Arezzo, prossimo avversario Palermo: mister Bucchi rimane al timone anche in B
Non poteva sperare un avvio di campionato migliore l’Arezzo. Vittoria in rimonta fuori casa contro l’Avellino e tre punti intascati alla prima di campionato. La squadra toscana si prospetta una neopromossa dura a morire, capace di mettere in difficoltà anche squadre ben navigate nella categoria come l’Avellino stesso.
A guidare la squadra nel campionato cadetto è, anche quest’anno, mister Cristian Bucchi, subentrato nella panchina aretina a febbraio della stagione 2024-25, per poi orchestrare l’anno successivo il campionato che avrebbe portato alla promozione in Serie B. Insomma, certamente non un allenatore estraneo all’ambiente, che si è dimostrato in controllo della propria squadra già nei primi match ufficiali della stagione, tra Coppa Italia e campionato.
Il modulo da lui schierato è un classico 4-3-3, che fa affidamento sia su giovani di grande prospettiva, che su profili ben più navigati nella categoria, in grado di poter prendere le redini del “cavallino” nei momenti di difficoltà.
I profili da attenzionare in gara
Sono diversi i profili da attenzionare tra le righe dell’Arezzo, a cominciare dalla porta difesa dal giovane Alessandro Nunziante.

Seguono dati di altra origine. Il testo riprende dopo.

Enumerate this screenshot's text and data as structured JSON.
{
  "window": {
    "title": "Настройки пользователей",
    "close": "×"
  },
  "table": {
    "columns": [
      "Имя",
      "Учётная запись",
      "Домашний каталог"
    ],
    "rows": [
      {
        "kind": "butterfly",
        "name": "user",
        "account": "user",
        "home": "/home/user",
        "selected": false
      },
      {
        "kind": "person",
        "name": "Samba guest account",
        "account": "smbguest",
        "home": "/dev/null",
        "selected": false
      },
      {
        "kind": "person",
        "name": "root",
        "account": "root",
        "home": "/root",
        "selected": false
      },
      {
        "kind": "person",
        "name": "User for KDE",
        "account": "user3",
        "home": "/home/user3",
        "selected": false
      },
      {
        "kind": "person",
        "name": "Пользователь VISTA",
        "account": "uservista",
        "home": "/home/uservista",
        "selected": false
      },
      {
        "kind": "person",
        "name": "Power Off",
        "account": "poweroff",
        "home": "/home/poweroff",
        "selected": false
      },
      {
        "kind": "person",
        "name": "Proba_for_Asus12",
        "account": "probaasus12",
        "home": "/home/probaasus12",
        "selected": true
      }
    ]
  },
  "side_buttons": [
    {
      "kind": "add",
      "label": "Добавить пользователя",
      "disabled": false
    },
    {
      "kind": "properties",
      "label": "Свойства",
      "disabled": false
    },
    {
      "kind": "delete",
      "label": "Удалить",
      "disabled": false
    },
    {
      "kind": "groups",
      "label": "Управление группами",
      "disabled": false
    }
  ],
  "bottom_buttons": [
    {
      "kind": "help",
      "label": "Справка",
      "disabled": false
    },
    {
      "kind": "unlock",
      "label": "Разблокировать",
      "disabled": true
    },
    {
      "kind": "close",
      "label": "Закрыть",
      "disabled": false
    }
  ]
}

Estremo difensore classe 2007 venuto in prestito dall’Udinese, Nunziante ha già dimostrato affidabilità nelle prime gare ufficiali della stagione, guadagnandosi finora l’indiscussa titolarità. Un giovane di grande prospettiva il cui valore si aggira intorno agli 1.8 milioni di euro, e che certamente l’Udinese ha preferito mandare a giocare nel campionato cadetto per coltivare ulteriormente il suo talento e la sua esperienza.

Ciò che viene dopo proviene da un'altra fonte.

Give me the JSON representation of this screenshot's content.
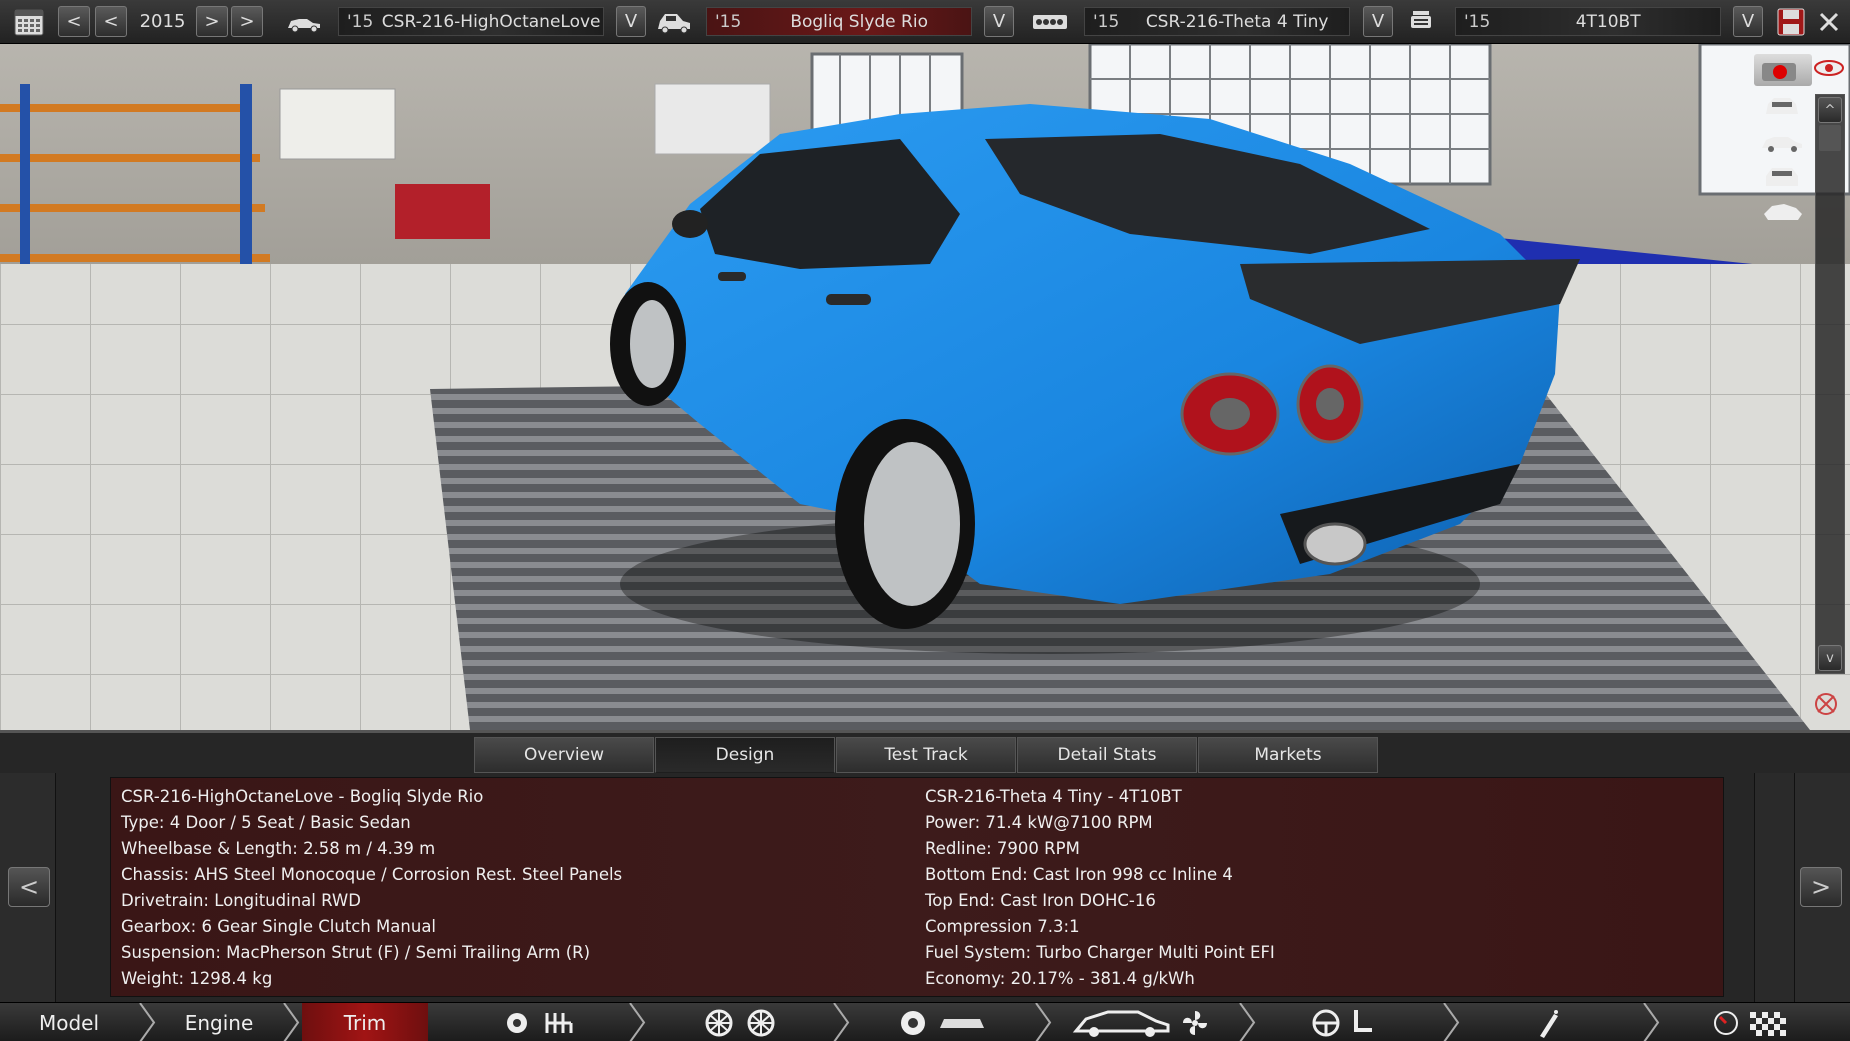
{
  "year": {
    "value": "2015"
  },
  "selectors": {
    "model": {
      "year": "'15",
      "name": "CSR-216-HighOctaneLove"
    },
    "trim": {
      "year": "'15",
      "name": "Bogliq Slyde Rio"
    },
    "engine_family": {
      "year": "'15",
      "name": "CSR-216-Theta 4 Tiny"
    },
    "engine_variant": {
      "year": "'15",
      "name": "4T10BT"
    }
  },
  "topbar_icons": {
    "calendar": "calendar-icon",
    "prev_fast": "<",
    "prev": "<",
    "next": ">",
    "next_fast": ">",
    "dropdown": "V"
  },
  "viewport_tools": {
    "scroll_up": "^",
    "scroll_down": "v"
  },
  "tabs": [
    {
      "label": "Overview",
      "active": false
    },
    {
      "label": "Design",
      "active": true
    },
    {
      "label": "Test Track",
      "active": false
    },
    {
      "label": "Detail Stats",
      "active": false
    },
    {
      "label": "Markets",
      "active": false
    }
  ],
  "info": {
    "left": [
      "CSR-216-HighOctaneLove - Bogliq Slyde Rio",
      "Type: 4 Door / 5 Seat / Basic Sedan",
      "Wheelbase & Length: 2.58 m / 4.39 m",
      "Chassis: AHS Steel Monocoque / Corrosion Rest. Steel Panels",
      "Drivetrain: Longitudinal RWD",
      "Gearbox: 6 Gear Single Clutch Manual",
      "Suspension: MacPherson Strut (F) / Semi Trailing Arm (R)",
      "Weight: 1298.4 kg"
    ],
    "right": [
      "CSR-216-Theta 4 Tiny - 4T10BT",
      "Power: 71.4 kW@7100 RPM",
      "Redline: 7900 RPM",
      "Bottom End: Cast Iron 998 cc Inline 4",
      "Top End: Cast Iron DOHC-16",
      "Compression 7.3:1",
      "Fuel System: Turbo Charger Multi Point EFI",
      "Economy: 20.17% - 381.4 g/kWh"
    ]
  },
  "panel_nav": {
    "prev": "<",
    "next": ">"
  },
  "bottom_nav": {
    "model": "Model",
    "engine": "Engine",
    "trim": "Trim"
  },
  "colors": {
    "accent_red": "#a11414",
    "car_body": "#1a86e0",
    "info_bg": "#3b1919"
  }
}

Tra gli “zoccoli duri” nelle righe dell’Arezzo è impossibile non nominare gli autori dei due gol contro l’Avellino: Pietro Cianci e Artur Ioniță. Entrambe pedine preziose nello scacchiere di mister Bucchi, che con lui sono riusciti a guadagnare la promozione in Serie B nella scorsa annata. Ioniță, che non segnava nel campionato cadetto dall’Aprile del 2024 nella gara tra Lecco e Reggiana, torna finalmente al gol in Serie B. Giornata speciale soprattutto per Cianci però, che debutta (e segna) per la prima volta nel campionato cadetto all’età di 30 anni.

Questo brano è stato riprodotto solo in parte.